I do these things for two reasons. One, it’s always fun to hang out with kindred football spirits. Second, and more importantly, I do these things for safety. I’ve learned over the years that some stadiums are safer than others for away fans, however it only takes one person to ruin a long awaited, and expensive football experience. I have not spent what is usually hundreds of dollars for a ticket, parking, and food, only be yelled at, cussed, belittled, and possibly threatened. Sadly those things happen more often than not.
In Europe, violence among fans or “Football Hooliganism” became a major problem at soccer matches in the 1970’s – 1990’s. They used many tactics to curb this behavior, the two main ones being banning alcohol at your seats, and using an away section for visiting fans. Extra security is often placed between the sections or sometimes a fence is used to keep fans separated. These measures greatly reduced many of the issues we are facing here in the US in NFL stadiums. It only seems logical that if a visitors section works so well in those high charged, long standing rivalries in soccer and college football, it would work in the NFL too. Could you imagine the chaos it would cause if you mixed Alabama and Auburn fans at the same game? What about Florida and Florida State? Oklahoma and Texas? No thanks.
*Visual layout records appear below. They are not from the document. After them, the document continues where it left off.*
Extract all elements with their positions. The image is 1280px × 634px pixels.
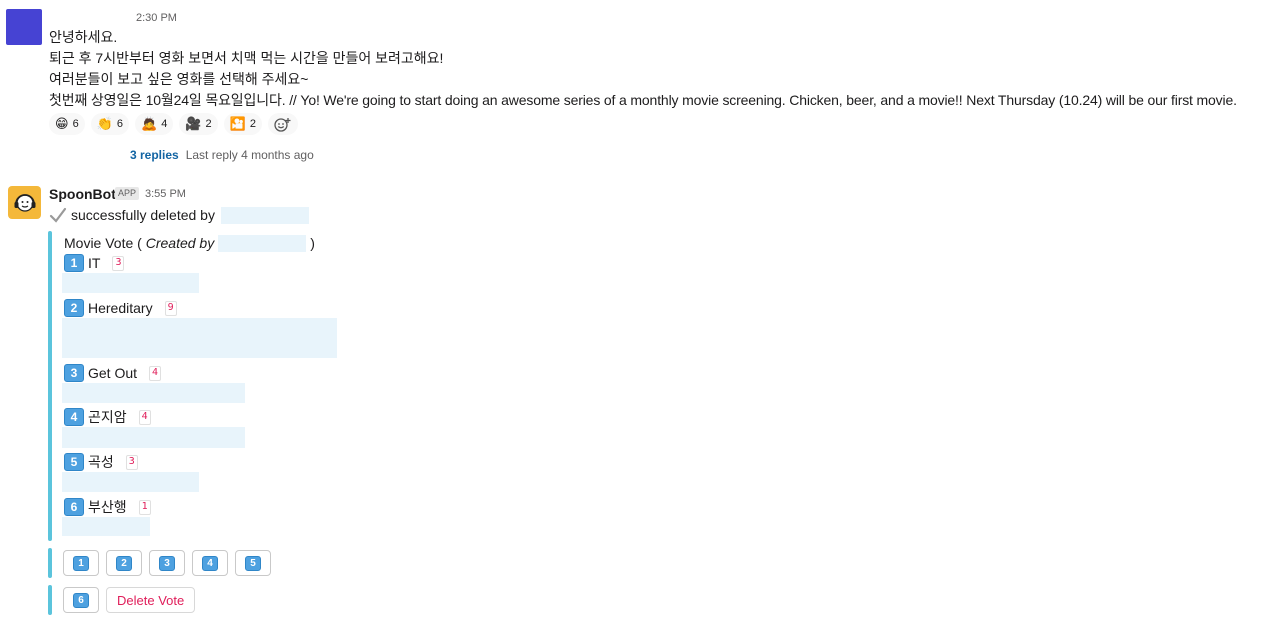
option-label: 부산행 — [88, 499, 127, 515]
option-voters-bar — [62, 318, 337, 358]
thread-summary: 3 replies Last reply 4 months ago — [130, 148, 314, 162]
option-vote-count: 4 — [149, 365, 162, 381]
vote-option-1: 1 IT 3 — [64, 254, 125, 272]
option-label: Get Out — [88, 365, 138, 381]
reaction-cinema[interactable]: 🎦 2 — [223, 113, 262, 135]
vote-button-6[interactable]: 6 — [63, 587, 99, 613]
message-timestamp[interactable]: 3:55 PM — [145, 188, 186, 200]
vote-button-1[interactable]: 1 — [63, 550, 99, 576]
vote-button-2[interactable]: 2 — [106, 550, 142, 576]
keycap-3-icon: 3 — [159, 555, 175, 571]
reaction-count: 6 — [72, 118, 79, 130]
reaction-movie-camera[interactable]: 🎥 2 — [179, 113, 218, 135]
reaction-bar: 😁 6 👏 6 🙇 4 🎥 2 🎦 2 — [49, 113, 298, 135]
reaction-grinning[interactable]: 😁 6 — [49, 113, 85, 135]
keycap-3-icon: 3 — [64, 364, 84, 382]
sender-name[interactable]: SpoonBot — [49, 186, 116, 202]
option-vote-count: 4 — [138, 409, 151, 425]
reaction-count: 4 — [161, 118, 168, 130]
vote-button-5[interactable]: 5 — [235, 550, 271, 576]
option-label: 곡성 — [88, 454, 114, 470]
bowing-person-icon: 🙇 — [141, 116, 158, 132]
keycap-2-icon: 2 — [64, 299, 84, 317]
clapping-hands-icon: 👏 — [96, 116, 113, 132]
reaction-clap[interactable]: 👏 6 — [90, 113, 129, 135]
keycap-5-icon: 5 — [245, 555, 261, 571]
reaction-count: 6 — [116, 118, 123, 130]
option-vote-count: 1 — [138, 499, 151, 515]
option-label: Hereditary — [88, 300, 153, 316]
vote-option-4: 4 곤지암 4 — [64, 408, 151, 426]
attachment-accent-bar — [48, 231, 52, 541]
message-line-4: 첫번째 상영일은 10월24일 목요일입니다. // Yo! We're goi… — [49, 92, 1237, 108]
redacted-creator — [218, 234, 307, 252]
thread-last-reply: Last reply 4 months ago — [185, 148, 314, 162]
vote-created-by: Created by — [145, 235, 215, 251]
vote-close-paren: ) — [310, 235, 315, 251]
vote-open-paren: ( — [133, 235, 146, 251]
message-line-3: 여러분들이 보고 싶은 영화를 선택해 주세요~ — [49, 71, 309, 87]
add-reaction-icon — [274, 117, 291, 132]
option-voters-bar — [62, 517, 150, 536]
app-badge: APP — [115, 187, 140, 200]
message-line-2: 퇴근 후 7시반부터 영화 보면서 치맥 먹는 시간을 만들어 보려고해요! — [49, 50, 444, 66]
vote-option-5: 5 곡성 3 — [64, 453, 138, 471]
keycap-1-icon: 1 — [73, 555, 89, 571]
option-vote-count: 3 — [112, 255, 125, 271]
bot-avatar[interactable] — [8, 186, 41, 219]
keycap-1-icon: 1 — [64, 254, 84, 272]
vote-option-3: 3 Get Out 4 — [64, 364, 162, 382]
deleted-notice: successfully deleted by — [49, 206, 309, 224]
vote-option-6: 6 부산행 1 — [64, 498, 151, 516]
thread-replies-link[interactable]: 3 replies — [130, 148, 179, 162]
option-voters-bar — [62, 383, 245, 403]
reaction-count: 2 — [205, 118, 212, 130]
reaction-bow[interactable]: 🙇 4 — [135, 113, 174, 135]
movie-camera-icon: 🎥 — [185, 116, 202, 132]
message-line-1: 안녕하세요. — [49, 29, 118, 45]
message-timestamp[interactable]: 2:30 PM — [136, 12, 177, 24]
keycap-2-icon: 2 — [116, 555, 132, 571]
reaction-count: 2 — [249, 118, 256, 130]
headphones-face-icon — [14, 193, 35, 212]
vote-button-3[interactable]: 3 — [149, 550, 185, 576]
grinning-face-icon: 😁 — [55, 116, 69, 132]
delete-vote-button[interactable]: Delete Vote — [106, 587, 196, 613]
vote-option-2: 2 Hereditary 9 — [64, 299, 177, 317]
actions-accent-bar — [48, 548, 52, 578]
actions-accent-bar — [48, 585, 52, 615]
deleted-text: successfully deleted by — [71, 207, 215, 223]
option-voters-bar — [62, 427, 245, 448]
option-vote-count: 3 — [125, 454, 138, 470]
keycap-5-icon: 5 — [64, 453, 84, 471]
option-label: 곤지암 — [88, 409, 127, 425]
option-vote-count: 9 — [164, 300, 177, 316]
keycap-4-icon: 4 — [64, 408, 84, 426]
user-avatar[interactable] — [6, 9, 42, 45]
vote-title: Movie Vote — [64, 235, 134, 251]
cinema-icon: 🎦 — [229, 116, 246, 132]
redacted-user — [220, 206, 309, 224]
add-reaction-button[interactable] — [267, 113, 298, 135]
check-mark-icon — [49, 207, 67, 223]
keycap-6-icon: 6 — [64, 498, 84, 516]
keycap-4-icon: 4 — [202, 555, 218, 571]
vote-title-line: Movie Vote ( Created by ) — [64, 234, 315, 252]
keycap-6-icon: 6 — [73, 592, 89, 608]
vote-button-4[interactable]: 4 — [192, 550, 228, 576]
option-voters-bar — [62, 472, 199, 492]
option-label: IT — [88, 255, 101, 271]
option-voters-bar — [62, 273, 199, 293]
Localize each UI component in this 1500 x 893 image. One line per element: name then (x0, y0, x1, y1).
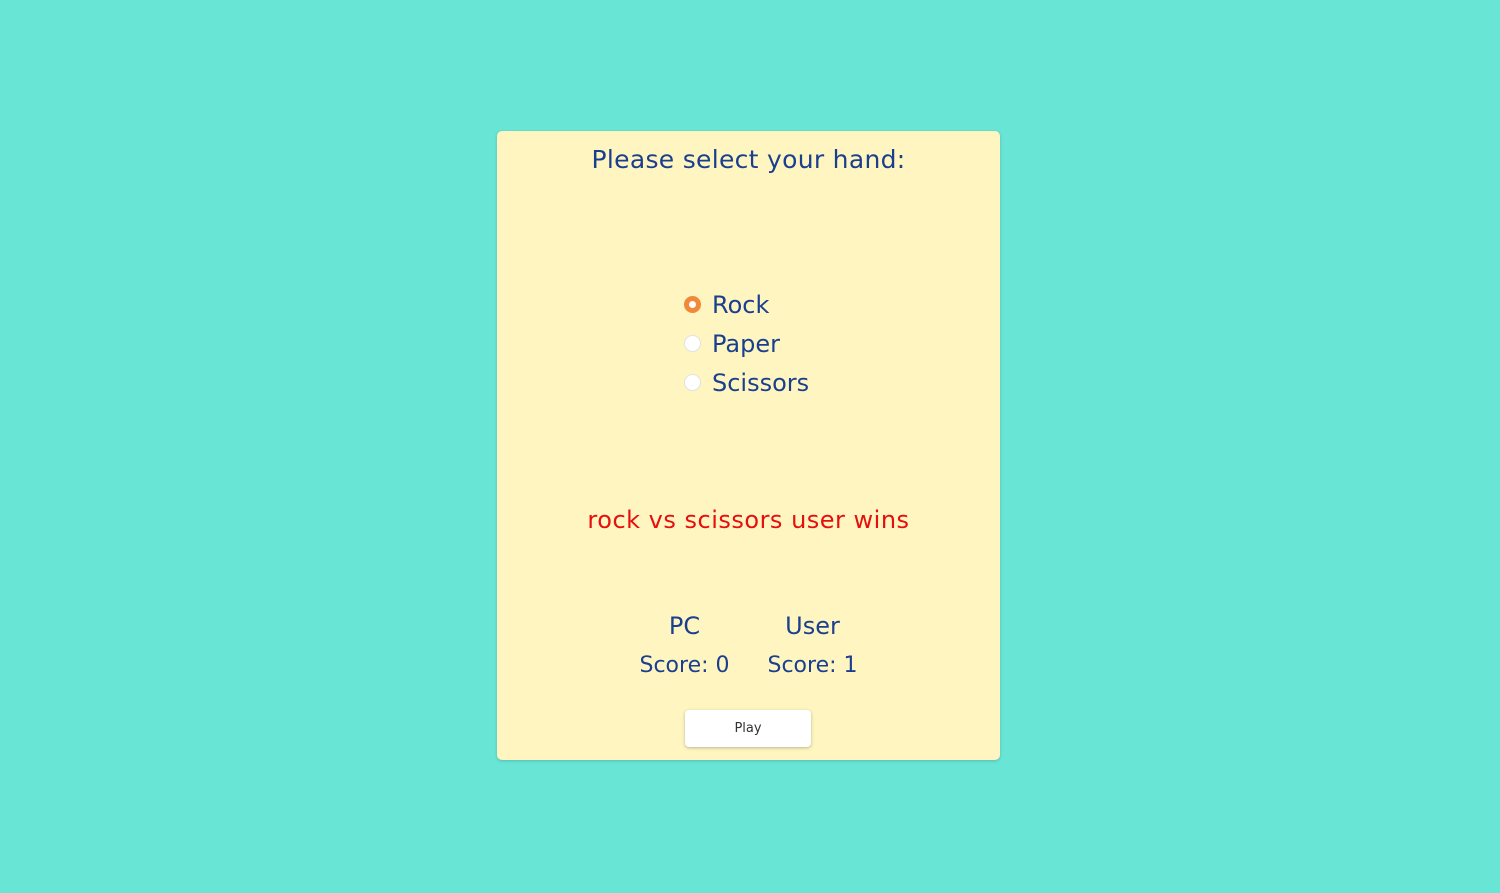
hand-option-rock[interactable]: Rock (684, 285, 809, 324)
hand-option-scissors[interactable]: Scissors (684, 363, 809, 402)
rock-label: Rock (712, 290, 770, 319)
play-button[interactable]: Play (685, 710, 811, 747)
game-card: Please select your hand: Rock Paper Scis… (497, 131, 1000, 760)
scissors-radio[interactable] (684, 374, 701, 391)
scoreboard: PC Score: 0 User Score: 1 (497, 606, 1000, 686)
hand-options: Rock Paper Scissors (684, 285, 809, 402)
user-score: Score: 1 (767, 653, 858, 678)
user-name: User (785, 612, 840, 640)
pc-score: Score: 0 (639, 653, 730, 678)
page-title: Please select your hand: (591, 145, 906, 174)
paper-label: Paper (712, 329, 780, 358)
hand-option-paper[interactable]: Paper (684, 324, 809, 363)
pc-name: PC (668, 612, 701, 640)
rock-radio[interactable] (684, 296, 701, 313)
user-score-column: User Score: 1 (767, 606, 859, 686)
pc-score-column: PC Score: 0 (639, 606, 731, 686)
paper-radio[interactable] (684, 335, 701, 352)
scissors-label: Scissors (712, 368, 810, 397)
result-message: rock vs scissors user wins (587, 506, 910, 534)
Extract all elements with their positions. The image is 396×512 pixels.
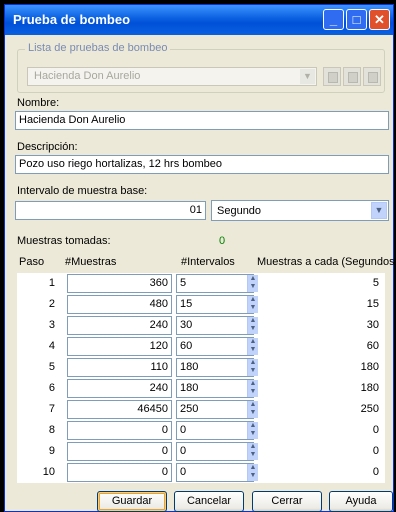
spin-arrows-icon[interactable]: ▲ ▼ (247, 317, 258, 334)
document-icon (328, 72, 338, 83)
segundos-cell: 180 (360, 361, 379, 373)
intervalos-input[interactable]: 30 (176, 316, 254, 335)
muestras-input[interactable]: 480 (67, 295, 172, 314)
spin-arrows-icon[interactable]: ▲ ▼ (247, 359, 258, 376)
paso-cell: 8 (48, 424, 55, 436)
segundos-cell: 30 (366, 319, 379, 331)
segundos-cell: 0 (372, 424, 379, 436)
muestras-tomadas-label: Muestras tomadas: (17, 235, 111, 247)
dialog-window: Prueba de bombeo _ □ ✕ Lista de pruebas … (4, 4, 396, 512)
table-row: 2 480 15 ▲ ▼ 15 (17, 294, 385, 315)
delete-record-button (363, 67, 381, 86)
muestras-input[interactable]: 240 (67, 379, 172, 398)
window-title: Prueba de bombeo (13, 12, 131, 27)
paso-cell: 3 (48, 319, 55, 331)
table-row: 7 46450 250 ▲ ▼ 250 (17, 399, 385, 420)
intervalos-input[interactable]: 180 (176, 358, 254, 377)
table-row: 3 240 30 ▲ ▼ 30 (17, 315, 385, 336)
header-segundos: Muestras a cada (Segundos) (257, 256, 396, 268)
intervalos-input[interactable]: 0 (176, 463, 254, 482)
intervalos-input[interactable]: 0 (176, 442, 254, 461)
muestras-input[interactable]: 0 (67, 463, 172, 482)
paso-cell: 10 (42, 466, 55, 478)
minimize-icon[interactable]: _ (323, 9, 344, 30)
spin-arrows-icon[interactable]: ▲ ▼ (247, 401, 258, 418)
guardar-button[interactable]: Guardar (97, 491, 167, 512)
edit-record-button (343, 67, 361, 86)
document-icon (368, 72, 378, 83)
table-row: 4 120 60 ▲ ▼ 60 (17, 336, 385, 357)
intervalo-unit-select[interactable]: Segundo ▼ (211, 200, 389, 221)
segundos-cell: 60 (366, 340, 379, 352)
muestras-input[interactable]: 360 (67, 274, 172, 293)
segundos-cell: 0 (372, 466, 379, 478)
header-muestras: #Muestras (65, 256, 117, 268)
segundos-cell: 250 (360, 403, 379, 415)
spin-arrows-icon[interactable]: ▲ ▼ (247, 422, 258, 439)
lista-selected-value: Hacienda Don Aurelio (34, 70, 141, 82)
segundos-cell: 0 (372, 445, 379, 457)
table-row: 8 0 0 ▲ ▼ 0 (17, 420, 385, 441)
table-row: 5 110 180 ▲ ▼ 180 (17, 357, 385, 378)
cerrar-button[interactable]: Cerrar (252, 491, 322, 512)
spin-arrows-icon[interactable]: ▲ ▼ (247, 443, 258, 460)
spin-arrows-icon[interactable]: ▲ ▼ (247, 380, 258, 397)
intervalos-input[interactable]: 0 (176, 421, 254, 440)
lista-legend: Lista de pruebas de bombeo (25, 42, 171, 54)
spin-arrows-icon[interactable]: ▲ ▼ (247, 296, 258, 313)
muestras-input[interactable]: 0 (67, 421, 172, 440)
descripcion-field[interactable]: Pozo uso riego hortalizas, 12 hrs bombeo (15, 155, 389, 174)
paso-cell: 5 (48, 361, 55, 373)
intervalos-input[interactable]: 250 (176, 400, 254, 419)
table-row: 6 240 180 ▲ ▼ 180 (17, 378, 385, 399)
maximize-icon[interactable]: □ (346, 9, 367, 30)
lista-select: Hacienda Don Aurelio ▼ (27, 67, 317, 86)
intervalos-input[interactable]: 5 (176, 274, 254, 293)
segundos-cell: 180 (360, 382, 379, 394)
chevron-down-icon: ▼ (300, 69, 315, 84)
document-icon (348, 72, 358, 83)
pasos-table: 1 360 5 ▲ ▼ 5 2 480 15 ▲ ▼ 15 3 240 30 ▲ ▼ 30 4 120 60 ▲ ▼ 60 5 1… (17, 273, 385, 483)
intervalo-label: Intervalo de muestra base: (17, 185, 148, 197)
close-icon[interactable]: ✕ (369, 9, 390, 30)
paso-cell: 2 (48, 298, 55, 310)
header-paso: Paso (19, 256, 45, 268)
table-row: 10 0 0 ▲ ▼ 0 (17, 462, 385, 483)
intervalos-input[interactable]: 60 (176, 337, 254, 356)
table-row: 1 360 5 ▲ ▼ 5 (17, 273, 385, 294)
muestras-input[interactable]: 240 (67, 316, 172, 335)
segundos-cell: 15 (366, 298, 379, 310)
title-bar[interactable]: Prueba de bombeo _ □ ✕ (5, 5, 393, 35)
muestras-input[interactable]: 110 (67, 358, 172, 377)
intervalo-unit-value: Segundo (217, 205, 262, 217)
new-record-button (323, 67, 341, 86)
ayuda-button[interactable]: Ayuda (329, 491, 393, 512)
segundos-cell: 5 (372, 277, 379, 289)
muestras-input[interactable]: 0 (67, 442, 172, 461)
muestras-tomadas-count: 0 (219, 235, 226, 247)
cancelar-button[interactable]: Cancelar (174, 491, 244, 512)
spin-arrows-icon[interactable]: ▲ ▼ (247, 275, 258, 292)
muestras-input[interactable]: 120 (67, 337, 172, 356)
intervalo-field[interactable]: 01 (15, 201, 206, 220)
intervalos-input[interactable]: 180 (176, 379, 254, 398)
spin-arrows-icon[interactable]: ▲ ▼ (247, 338, 258, 355)
paso-cell: 6 (48, 382, 55, 394)
descripcion-label: Descripción: (17, 141, 78, 153)
nombre-label: Nombre: (17, 97, 60, 109)
muestras-input[interactable]: 46450 (67, 400, 172, 419)
spin-arrows-icon[interactable]: ▲ ▼ (247, 464, 258, 481)
paso-cell: 1 (48, 277, 55, 289)
nombre-field[interactable]: Hacienda Don Aurelio (15, 111, 389, 130)
header-intervalos: #Intervalos (181, 256, 235, 268)
chevron-down-icon[interactable]: ▼ (371, 202, 387, 219)
paso-cell: 9 (48, 445, 55, 457)
paso-cell: 7 (48, 403, 55, 415)
intervalos-input[interactable]: 15 (176, 295, 254, 314)
table-row: 9 0 0 ▲ ▼ 0 (17, 441, 385, 462)
paso-cell: 4 (48, 340, 55, 352)
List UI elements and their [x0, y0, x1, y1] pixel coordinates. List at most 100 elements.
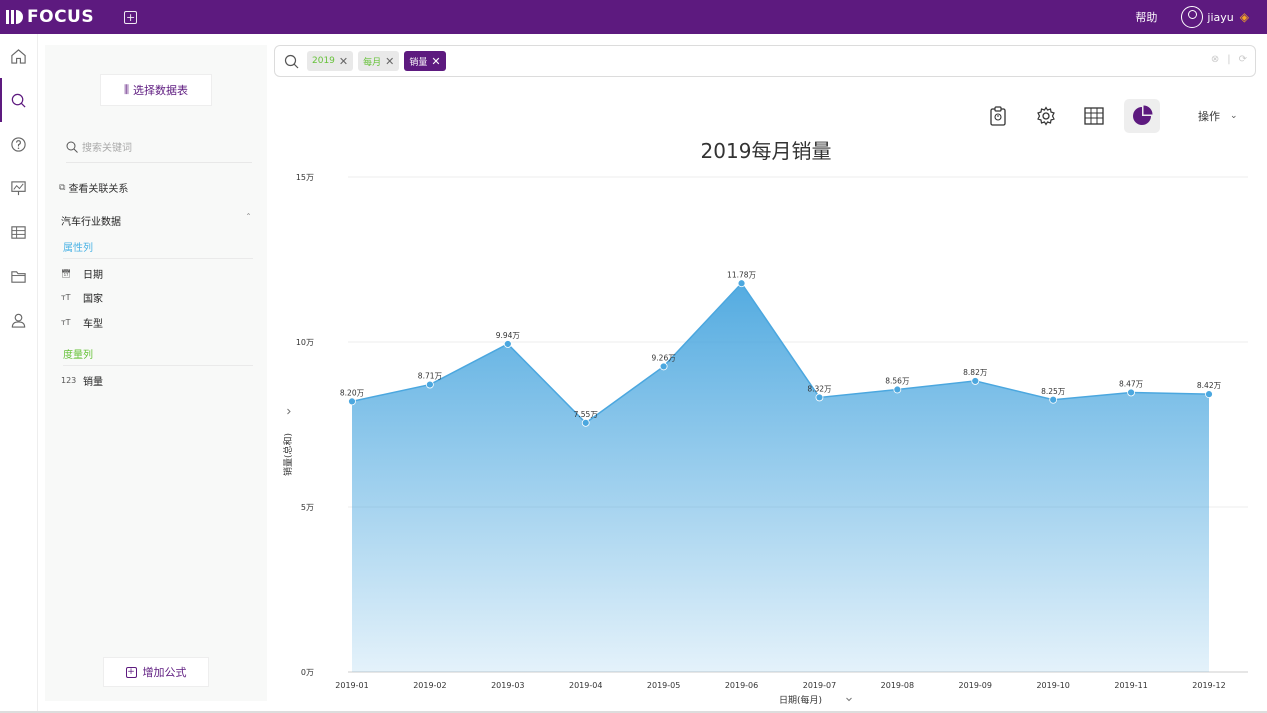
close-icon[interactable]: ✕	[339, 55, 348, 68]
username[interactable]: jiayu	[1207, 11, 1233, 24]
x-tick-label: 2019-12	[1192, 681, 1225, 690]
data-label: 7.55万	[574, 410, 599, 419]
operations-label: 操作	[1198, 110, 1220, 123]
rail-user[interactable]	[0, 298, 37, 342]
top-bar: FOCUS + 帮助 jiayu ◈	[0, 0, 1267, 34]
data-point	[1205, 390, 1213, 399]
help-link[interactable]: 帮助	[1135, 9, 1157, 25]
x-tick-label: 2019-01	[335, 681, 368, 690]
search-token-year[interactable]: 2019 ✕	[307, 51, 354, 71]
data-point	[971, 377, 980, 385]
rail-search[interactable]	[0, 78, 37, 122]
column-label: 国家	[83, 294, 103, 305]
data-label: 11.78万	[727, 270, 756, 279]
x-tick-label: 2019-10	[1036, 681, 1069, 690]
text-type-icon: ᴛT	[61, 318, 71, 327]
add-formula-button[interactable]: + 增加公式	[103, 657, 209, 687]
chevron-right-icon	[287, 408, 291, 415]
new-tab-icon[interactable]: +	[124, 10, 138, 24]
column-item-sales[interactable]: 123 销量	[61, 373, 103, 388]
data-label: 8.20万	[340, 388, 365, 397]
vip-diamond-icon: ◈	[1239, 10, 1249, 24]
plus-box-icon: +	[125, 666, 137, 678]
close-icon[interactable]: ✕	[385, 55, 394, 68]
column-item-date[interactable]: 📅︎ 日期	[61, 266, 103, 281]
divider: |	[1227, 54, 1231, 65]
data-point	[1049, 395, 1058, 404]
data-point	[581, 418, 590, 427]
search-token-monthly[interactable]: 每月 ✕	[358, 51, 400, 71]
x-tick-label: 2019-04	[569, 681, 602, 690]
add-formula-label: 增加公式	[142, 666, 187, 679]
y-tick-label: 15万	[296, 173, 314, 182]
table-icon	[11, 225, 26, 239]
refresh-icon[interactable]: ⟳	[1239, 54, 1247, 65]
text-type-icon: ᴛT	[61, 293, 71, 302]
bar-chart-icon: ⫼	[123, 83, 130, 96]
gear-icon	[1037, 106, 1055, 126]
data-point	[1127, 388, 1135, 397]
choose-table-label: 选择数据表	[133, 84, 189, 97]
view-relations-label: 查看关联关系	[68, 184, 129, 195]
number-type-icon: 123	[61, 376, 77, 385]
clear-circle-icon[interactable]: ⊗	[1211, 54, 1219, 65]
clipboard-button[interactable]	[980, 99, 1016, 133]
x-tick-label: 2019-11	[1114, 681, 1147, 690]
x-tick-label: 2019-02	[413, 681, 446, 690]
clipboard-icon	[990, 106, 1006, 126]
data-point	[737, 279, 746, 288]
data-point	[893, 385, 902, 394]
x-tick-label: 2019-09	[959, 681, 992, 690]
chart-toolbar	[980, 99, 1160, 133]
data-label: 9.94万	[496, 331, 521, 340]
table-group-header[interactable]: 汽车行业数据 ˆ	[61, 213, 251, 228]
close-icon[interactable]: ✕	[431, 55, 440, 68]
data-point	[659, 362, 668, 371]
y-tick-label: 10万	[296, 338, 314, 347]
data-label: 9.26万	[652, 353, 677, 362]
table-icon	[1084, 107, 1104, 125]
pie-chart-icon	[1133, 105, 1153, 125]
area-chart: 0万 5万 10万 15万 8.20万 8.71万 9.94万 7.55万 9.26万 11.78…	[282, 173, 1248, 706]
chart-type-button[interactable]	[1124, 99, 1160, 133]
y-tick-label: 0万	[301, 668, 314, 677]
table-view-button[interactable]	[1076, 99, 1112, 133]
settings-button[interactable]	[1028, 99, 1064, 133]
logo[interactable]: FOCUS	[6, 7, 94, 27]
data-point	[348, 397, 356, 406]
search-bar[interactable]: 2019 ✕ 每月 ✕ 销量 ✕ ⊗ | ⟳	[274, 45, 1256, 77]
x-tick-label: 2019-05	[647, 681, 680, 690]
operations-dropdown[interactable]: 操作 ⌄	[1198, 108, 1238, 124]
column-item-model[interactable]: ᴛT 车型	[61, 315, 103, 330]
column-label: 日期	[83, 270, 103, 281]
rail-home[interactable]	[0, 34, 37, 78]
view-relations-link[interactable]: ⧉ 查看关联关系	[59, 180, 129, 196]
chevron-down-icon: ⌄	[1230, 111, 1238, 121]
data-label: 8.56万	[885, 377, 910, 386]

Yet we think nothing of having fans of the Baltimore Ravens and Pittsburgh Steelers, or Seattle Seahawks and San Francisco 49’ers randomly sitting together thinking all will be well.
Now I agree with the notion that we are all adults and should act accordingly. However, in 2012, the NFL averaged 23 ejections and 3 arrests per game. At one San Francisco 49’ers game in January 2013 against the Green Bay Packers, 92 fans were ejected from the game, 25 were arrested. While most NFL fans are not going to games looking to argue with people, there are always the extreme fans that go to far, taking their love and loyalty to their team to a level that causes disruption and sometimes leads to conflict with opposing fans. In my opinion, this is the number one reason to consider the visitors section.
Separate but equal
Physically separating the fans would automatically reduce the chances of undesirable interactions. Many teams have already added family sections where alcohol isn’t allowed and the area is patrolled more heavily by security. This has given a space where people can enjoy the game with less worry, knowing they have a somewhere set aside for them that have stronger regulations. Why not offer the same thing for away fans? Now I’m in no way saying NFL teams should have to cater to the visiting fans. I’m a Seattle Seahawks fan. I get home field advantage. Yet for teams who are having problems with security or with selling tickets, the visitors section is a great way for teams to promote a great game day experience for everyone and make a little money on top of it, especially for those teams who are geographically close to other teams in their division.
Home fans will always outnumber away fans. Teams will always prioritize home fans over visiting fans, as they should. I just truly believe that the notion of a visiting fan section is a great idea whose time has come. It could be fun for fans and financially beneficial for teams. If it can work to curb violence among fans in so many other sports, why not the NFL?